Living now in New England for fifteen years, where I teach at a liberal arts college (Wheaton) and co-direct a socially progressive, experimental theater company in Boston, this election has forced me to confront that I’ve chosen to inhabit another kind of bubble, which has left me unprepared for the catapulting return to a discourse of vitriol and ignorance from my childhood, now freely wielded on every television news station in the country and in Donald Trump’s daily tweets to the nation.
I am not a subscriber to the “everything happens for a reason” school of thought. So now what? These past few months it’s been difficult to justify expressing myself as an artist. I felt this way when G.W. Bush was President as well, and eventually wrote a play, Looking for George, based on a weekly letter writing campaign I organized, begging him to end the war on Iraq. This time, I’ve written the letters, signed the petitions, attended the marches, and nothing feels like enough. Nothing is enough.

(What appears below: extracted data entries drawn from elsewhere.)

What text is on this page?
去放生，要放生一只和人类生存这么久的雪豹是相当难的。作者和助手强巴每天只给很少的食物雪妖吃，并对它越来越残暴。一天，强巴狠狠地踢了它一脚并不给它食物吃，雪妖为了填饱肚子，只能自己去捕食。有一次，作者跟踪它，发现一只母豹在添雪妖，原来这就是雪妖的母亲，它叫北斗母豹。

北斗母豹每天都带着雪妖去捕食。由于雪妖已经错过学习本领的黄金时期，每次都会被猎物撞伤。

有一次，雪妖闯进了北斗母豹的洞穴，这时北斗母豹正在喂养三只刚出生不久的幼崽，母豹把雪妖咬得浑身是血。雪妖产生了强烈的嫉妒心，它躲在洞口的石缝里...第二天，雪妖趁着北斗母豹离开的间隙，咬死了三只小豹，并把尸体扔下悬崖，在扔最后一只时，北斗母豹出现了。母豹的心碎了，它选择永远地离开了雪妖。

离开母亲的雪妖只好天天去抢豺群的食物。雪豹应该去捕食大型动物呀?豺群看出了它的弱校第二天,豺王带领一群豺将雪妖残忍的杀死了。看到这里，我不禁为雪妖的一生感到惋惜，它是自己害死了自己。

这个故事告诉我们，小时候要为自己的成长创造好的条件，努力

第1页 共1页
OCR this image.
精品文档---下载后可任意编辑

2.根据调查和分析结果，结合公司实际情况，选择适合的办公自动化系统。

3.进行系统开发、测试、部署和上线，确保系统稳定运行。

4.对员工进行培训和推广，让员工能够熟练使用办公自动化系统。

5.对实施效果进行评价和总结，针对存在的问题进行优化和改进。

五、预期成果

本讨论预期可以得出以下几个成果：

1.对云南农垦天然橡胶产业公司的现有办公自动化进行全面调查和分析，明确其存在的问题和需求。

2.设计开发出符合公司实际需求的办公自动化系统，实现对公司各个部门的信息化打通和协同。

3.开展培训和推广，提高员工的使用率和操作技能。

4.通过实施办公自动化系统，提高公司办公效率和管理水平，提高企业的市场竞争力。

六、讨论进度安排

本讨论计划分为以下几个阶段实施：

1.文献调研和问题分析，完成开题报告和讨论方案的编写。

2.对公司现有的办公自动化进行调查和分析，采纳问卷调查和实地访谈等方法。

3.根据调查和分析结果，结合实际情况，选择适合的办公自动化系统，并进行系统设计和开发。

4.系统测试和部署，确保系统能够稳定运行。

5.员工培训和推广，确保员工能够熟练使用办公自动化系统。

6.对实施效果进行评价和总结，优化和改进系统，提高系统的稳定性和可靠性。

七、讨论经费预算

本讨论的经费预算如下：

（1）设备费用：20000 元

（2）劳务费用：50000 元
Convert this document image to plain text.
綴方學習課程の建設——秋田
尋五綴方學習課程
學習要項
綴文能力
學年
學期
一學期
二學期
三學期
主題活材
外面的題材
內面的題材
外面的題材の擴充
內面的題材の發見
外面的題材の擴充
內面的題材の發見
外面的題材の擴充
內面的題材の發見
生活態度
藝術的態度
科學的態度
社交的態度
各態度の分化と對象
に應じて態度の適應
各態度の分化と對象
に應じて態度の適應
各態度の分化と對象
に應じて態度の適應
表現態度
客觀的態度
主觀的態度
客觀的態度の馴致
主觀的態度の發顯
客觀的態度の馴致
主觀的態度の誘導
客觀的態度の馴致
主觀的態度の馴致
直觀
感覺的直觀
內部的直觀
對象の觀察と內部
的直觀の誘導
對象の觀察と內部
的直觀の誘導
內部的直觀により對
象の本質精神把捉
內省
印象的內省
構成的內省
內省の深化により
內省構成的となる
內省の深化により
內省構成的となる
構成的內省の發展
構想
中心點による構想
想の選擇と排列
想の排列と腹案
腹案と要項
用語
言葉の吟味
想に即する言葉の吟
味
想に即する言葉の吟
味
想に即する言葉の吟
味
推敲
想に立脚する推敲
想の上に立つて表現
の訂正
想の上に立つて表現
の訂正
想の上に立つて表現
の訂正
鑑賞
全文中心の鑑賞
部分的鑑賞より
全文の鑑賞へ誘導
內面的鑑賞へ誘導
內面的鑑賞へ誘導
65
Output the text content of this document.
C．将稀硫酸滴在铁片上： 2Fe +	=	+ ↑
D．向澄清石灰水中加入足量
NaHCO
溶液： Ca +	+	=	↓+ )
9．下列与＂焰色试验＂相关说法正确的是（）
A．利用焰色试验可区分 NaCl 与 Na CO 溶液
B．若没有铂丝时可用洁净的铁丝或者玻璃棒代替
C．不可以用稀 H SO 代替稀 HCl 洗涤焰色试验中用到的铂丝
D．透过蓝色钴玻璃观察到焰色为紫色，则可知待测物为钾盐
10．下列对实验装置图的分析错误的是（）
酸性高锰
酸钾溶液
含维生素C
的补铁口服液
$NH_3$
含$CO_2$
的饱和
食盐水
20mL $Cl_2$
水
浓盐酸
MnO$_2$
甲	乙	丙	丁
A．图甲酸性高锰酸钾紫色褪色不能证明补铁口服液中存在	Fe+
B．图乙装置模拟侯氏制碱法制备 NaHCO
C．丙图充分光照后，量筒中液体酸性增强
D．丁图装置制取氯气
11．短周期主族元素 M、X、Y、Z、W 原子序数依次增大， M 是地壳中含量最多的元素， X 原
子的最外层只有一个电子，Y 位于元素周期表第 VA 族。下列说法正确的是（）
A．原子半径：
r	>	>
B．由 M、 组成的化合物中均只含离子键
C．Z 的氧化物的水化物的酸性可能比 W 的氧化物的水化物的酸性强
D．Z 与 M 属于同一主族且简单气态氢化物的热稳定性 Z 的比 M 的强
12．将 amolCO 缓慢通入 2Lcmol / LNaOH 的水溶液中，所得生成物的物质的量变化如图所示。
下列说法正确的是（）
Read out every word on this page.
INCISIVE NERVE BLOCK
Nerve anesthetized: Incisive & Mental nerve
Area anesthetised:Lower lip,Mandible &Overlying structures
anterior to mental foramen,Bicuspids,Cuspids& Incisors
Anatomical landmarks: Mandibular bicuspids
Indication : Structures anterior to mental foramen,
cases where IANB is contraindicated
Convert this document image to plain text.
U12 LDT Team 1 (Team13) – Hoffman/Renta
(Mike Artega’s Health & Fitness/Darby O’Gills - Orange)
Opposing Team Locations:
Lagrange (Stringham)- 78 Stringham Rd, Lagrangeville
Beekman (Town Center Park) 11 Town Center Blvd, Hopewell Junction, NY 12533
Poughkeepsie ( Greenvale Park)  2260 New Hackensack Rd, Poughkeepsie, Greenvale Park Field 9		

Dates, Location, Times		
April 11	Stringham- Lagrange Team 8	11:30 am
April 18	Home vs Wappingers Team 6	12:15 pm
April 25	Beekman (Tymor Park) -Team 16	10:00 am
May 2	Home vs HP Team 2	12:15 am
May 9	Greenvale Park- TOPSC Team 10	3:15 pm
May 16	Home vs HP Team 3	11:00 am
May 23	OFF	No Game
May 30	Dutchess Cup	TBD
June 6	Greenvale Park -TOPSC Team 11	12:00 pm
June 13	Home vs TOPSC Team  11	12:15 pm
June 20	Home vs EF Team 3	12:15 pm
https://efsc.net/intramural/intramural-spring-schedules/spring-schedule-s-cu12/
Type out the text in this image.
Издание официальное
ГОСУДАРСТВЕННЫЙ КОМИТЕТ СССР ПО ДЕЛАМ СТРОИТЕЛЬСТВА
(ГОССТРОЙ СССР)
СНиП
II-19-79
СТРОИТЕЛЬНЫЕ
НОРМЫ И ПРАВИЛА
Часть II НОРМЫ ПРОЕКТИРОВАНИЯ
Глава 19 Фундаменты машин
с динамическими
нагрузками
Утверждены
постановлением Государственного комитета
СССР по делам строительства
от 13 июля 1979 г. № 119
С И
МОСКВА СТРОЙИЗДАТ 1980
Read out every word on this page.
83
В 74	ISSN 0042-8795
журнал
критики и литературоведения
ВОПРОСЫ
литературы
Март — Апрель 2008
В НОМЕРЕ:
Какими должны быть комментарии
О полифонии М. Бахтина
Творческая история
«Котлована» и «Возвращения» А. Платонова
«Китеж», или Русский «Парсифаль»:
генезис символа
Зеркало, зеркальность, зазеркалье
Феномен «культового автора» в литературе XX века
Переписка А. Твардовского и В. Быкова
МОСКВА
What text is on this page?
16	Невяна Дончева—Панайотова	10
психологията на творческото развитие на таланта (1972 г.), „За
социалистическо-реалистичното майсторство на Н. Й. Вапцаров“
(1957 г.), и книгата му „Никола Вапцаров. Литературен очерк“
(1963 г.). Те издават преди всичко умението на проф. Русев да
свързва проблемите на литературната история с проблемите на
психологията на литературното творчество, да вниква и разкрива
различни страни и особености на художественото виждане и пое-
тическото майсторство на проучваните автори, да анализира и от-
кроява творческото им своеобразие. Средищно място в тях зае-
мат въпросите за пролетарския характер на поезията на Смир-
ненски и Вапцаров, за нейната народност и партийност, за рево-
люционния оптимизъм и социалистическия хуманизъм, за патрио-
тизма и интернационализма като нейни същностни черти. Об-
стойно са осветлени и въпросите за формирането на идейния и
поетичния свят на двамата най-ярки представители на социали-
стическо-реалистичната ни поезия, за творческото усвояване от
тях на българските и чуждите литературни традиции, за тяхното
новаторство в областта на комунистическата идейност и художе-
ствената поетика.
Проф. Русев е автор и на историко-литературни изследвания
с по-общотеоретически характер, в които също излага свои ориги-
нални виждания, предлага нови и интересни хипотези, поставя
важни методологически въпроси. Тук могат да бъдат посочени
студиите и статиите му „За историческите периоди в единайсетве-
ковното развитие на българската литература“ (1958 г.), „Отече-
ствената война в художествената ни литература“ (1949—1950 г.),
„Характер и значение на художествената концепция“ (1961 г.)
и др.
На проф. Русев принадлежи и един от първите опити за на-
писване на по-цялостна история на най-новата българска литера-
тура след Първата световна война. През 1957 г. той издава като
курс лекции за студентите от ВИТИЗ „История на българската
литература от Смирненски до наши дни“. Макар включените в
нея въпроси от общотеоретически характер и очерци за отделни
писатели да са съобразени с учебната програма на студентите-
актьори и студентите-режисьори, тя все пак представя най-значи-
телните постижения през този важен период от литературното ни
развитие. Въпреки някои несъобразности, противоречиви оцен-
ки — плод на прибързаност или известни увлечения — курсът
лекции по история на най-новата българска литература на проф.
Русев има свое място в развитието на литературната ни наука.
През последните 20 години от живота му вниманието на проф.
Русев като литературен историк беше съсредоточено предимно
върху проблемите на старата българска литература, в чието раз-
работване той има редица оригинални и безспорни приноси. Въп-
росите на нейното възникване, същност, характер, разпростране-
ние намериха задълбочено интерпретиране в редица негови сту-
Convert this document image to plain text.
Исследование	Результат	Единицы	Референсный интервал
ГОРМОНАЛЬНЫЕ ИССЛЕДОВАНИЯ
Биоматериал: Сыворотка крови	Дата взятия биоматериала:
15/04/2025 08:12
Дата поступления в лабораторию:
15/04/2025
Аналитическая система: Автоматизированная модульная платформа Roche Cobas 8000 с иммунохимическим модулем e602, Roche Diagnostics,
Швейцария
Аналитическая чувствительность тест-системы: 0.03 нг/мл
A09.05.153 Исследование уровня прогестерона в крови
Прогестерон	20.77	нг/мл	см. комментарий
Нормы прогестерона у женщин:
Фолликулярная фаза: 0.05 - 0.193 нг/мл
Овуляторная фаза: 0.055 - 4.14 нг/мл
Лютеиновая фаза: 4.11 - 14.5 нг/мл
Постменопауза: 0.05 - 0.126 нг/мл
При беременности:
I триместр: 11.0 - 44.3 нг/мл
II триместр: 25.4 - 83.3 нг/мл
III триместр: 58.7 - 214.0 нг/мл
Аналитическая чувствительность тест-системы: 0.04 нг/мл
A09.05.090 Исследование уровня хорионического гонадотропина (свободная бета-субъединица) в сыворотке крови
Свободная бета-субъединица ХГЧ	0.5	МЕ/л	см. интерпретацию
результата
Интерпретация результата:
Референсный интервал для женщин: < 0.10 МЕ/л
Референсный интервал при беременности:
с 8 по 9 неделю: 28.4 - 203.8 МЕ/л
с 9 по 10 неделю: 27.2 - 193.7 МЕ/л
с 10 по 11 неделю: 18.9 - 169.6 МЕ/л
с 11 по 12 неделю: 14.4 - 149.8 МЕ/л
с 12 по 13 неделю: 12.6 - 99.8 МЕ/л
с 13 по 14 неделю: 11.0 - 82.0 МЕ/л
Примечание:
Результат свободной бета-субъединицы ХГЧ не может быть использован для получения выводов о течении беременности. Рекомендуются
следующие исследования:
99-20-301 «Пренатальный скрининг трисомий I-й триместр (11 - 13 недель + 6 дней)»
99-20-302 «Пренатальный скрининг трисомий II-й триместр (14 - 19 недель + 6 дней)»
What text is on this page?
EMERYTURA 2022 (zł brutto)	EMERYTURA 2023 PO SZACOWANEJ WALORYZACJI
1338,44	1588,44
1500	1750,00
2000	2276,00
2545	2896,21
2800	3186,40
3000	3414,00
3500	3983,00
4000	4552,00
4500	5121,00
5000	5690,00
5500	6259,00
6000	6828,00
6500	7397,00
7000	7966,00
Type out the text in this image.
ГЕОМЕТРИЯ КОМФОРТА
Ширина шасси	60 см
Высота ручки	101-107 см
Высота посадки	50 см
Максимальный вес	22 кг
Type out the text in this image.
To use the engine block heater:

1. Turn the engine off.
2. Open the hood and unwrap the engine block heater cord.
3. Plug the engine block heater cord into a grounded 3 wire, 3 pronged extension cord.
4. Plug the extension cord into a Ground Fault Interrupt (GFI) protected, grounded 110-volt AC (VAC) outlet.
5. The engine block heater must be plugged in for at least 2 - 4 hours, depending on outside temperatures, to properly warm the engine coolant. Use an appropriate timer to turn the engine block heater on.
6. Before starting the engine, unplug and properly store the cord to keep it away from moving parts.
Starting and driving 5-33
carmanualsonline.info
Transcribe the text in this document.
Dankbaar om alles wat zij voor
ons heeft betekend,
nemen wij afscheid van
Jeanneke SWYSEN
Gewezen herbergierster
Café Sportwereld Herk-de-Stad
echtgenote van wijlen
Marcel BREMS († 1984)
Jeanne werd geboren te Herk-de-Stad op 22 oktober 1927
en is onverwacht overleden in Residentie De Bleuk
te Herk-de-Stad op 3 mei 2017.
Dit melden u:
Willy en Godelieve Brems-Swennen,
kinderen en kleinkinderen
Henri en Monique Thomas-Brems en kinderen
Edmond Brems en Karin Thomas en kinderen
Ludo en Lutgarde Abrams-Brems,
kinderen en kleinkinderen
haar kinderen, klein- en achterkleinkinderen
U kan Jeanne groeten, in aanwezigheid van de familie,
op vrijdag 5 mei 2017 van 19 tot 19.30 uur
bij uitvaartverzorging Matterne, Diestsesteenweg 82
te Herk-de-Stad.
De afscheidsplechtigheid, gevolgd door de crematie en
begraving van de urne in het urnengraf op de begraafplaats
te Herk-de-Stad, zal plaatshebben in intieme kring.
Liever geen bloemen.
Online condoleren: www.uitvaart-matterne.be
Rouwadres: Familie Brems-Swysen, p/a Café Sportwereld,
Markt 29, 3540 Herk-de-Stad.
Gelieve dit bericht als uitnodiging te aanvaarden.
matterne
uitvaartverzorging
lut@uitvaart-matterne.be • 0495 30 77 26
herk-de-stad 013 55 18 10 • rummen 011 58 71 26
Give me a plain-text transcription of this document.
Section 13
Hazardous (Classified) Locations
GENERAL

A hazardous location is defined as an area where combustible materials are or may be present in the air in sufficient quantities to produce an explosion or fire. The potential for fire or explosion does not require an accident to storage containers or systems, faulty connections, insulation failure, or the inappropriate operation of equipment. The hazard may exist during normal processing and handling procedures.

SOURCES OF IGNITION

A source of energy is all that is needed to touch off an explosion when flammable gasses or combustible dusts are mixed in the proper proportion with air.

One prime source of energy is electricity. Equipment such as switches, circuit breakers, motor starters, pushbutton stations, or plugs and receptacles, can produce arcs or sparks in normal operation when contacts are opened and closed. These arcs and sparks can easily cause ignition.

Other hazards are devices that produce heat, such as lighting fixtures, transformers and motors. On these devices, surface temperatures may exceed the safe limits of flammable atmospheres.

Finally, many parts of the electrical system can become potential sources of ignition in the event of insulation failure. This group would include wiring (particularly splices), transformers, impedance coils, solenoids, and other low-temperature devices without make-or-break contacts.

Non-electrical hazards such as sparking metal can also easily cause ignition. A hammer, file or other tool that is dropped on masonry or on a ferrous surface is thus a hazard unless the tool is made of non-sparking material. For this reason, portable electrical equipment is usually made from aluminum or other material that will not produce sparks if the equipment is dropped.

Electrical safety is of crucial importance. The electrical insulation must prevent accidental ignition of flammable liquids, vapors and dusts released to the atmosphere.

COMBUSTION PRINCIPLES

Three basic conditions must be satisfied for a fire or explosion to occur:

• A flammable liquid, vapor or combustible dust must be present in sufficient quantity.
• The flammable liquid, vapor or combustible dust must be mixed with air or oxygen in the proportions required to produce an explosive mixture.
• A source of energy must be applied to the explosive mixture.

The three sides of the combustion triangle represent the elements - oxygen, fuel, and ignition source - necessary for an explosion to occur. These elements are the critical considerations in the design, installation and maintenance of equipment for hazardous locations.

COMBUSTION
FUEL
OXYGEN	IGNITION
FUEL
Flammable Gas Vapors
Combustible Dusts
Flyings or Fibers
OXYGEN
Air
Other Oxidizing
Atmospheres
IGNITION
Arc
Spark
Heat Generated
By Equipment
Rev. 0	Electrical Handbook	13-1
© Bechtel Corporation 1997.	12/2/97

Recently I was asked to facilitate a conversation on racism for the StageSource Conference in Boston, and I titled it “The Shadow of White Supremacy.” At a conference (of about 200 attendees) offering numerous choices for each time slot, it was enormously gratifying that over 30 showed up for the discussion. I began by asking each participant to say something about what drew them to this panel, and the variety of thoughtful, open-hearted answers literally created a cellular shift in the room. Small group conversation followed, again with the aim of allowing every person there the chance to speak, and when the hour was up, they wanted to continue talking. They had come up with about ten action items and energy was high.
If the worst thing to do post-election is normalize the dire situation we are in, the second worst thing has got to be retreating into isolation and silence. For me, shock was indeed followed by a period of inertia that alternated with bouts of manic activity. Both made me sick. Now I am trying to allow myself time to think, read, and write so that I can act with others, in the theater and in everyday life, in ways that point me back to the belief that the hope and possibility of civilization still exist, and that this ideal must be defended with fervor.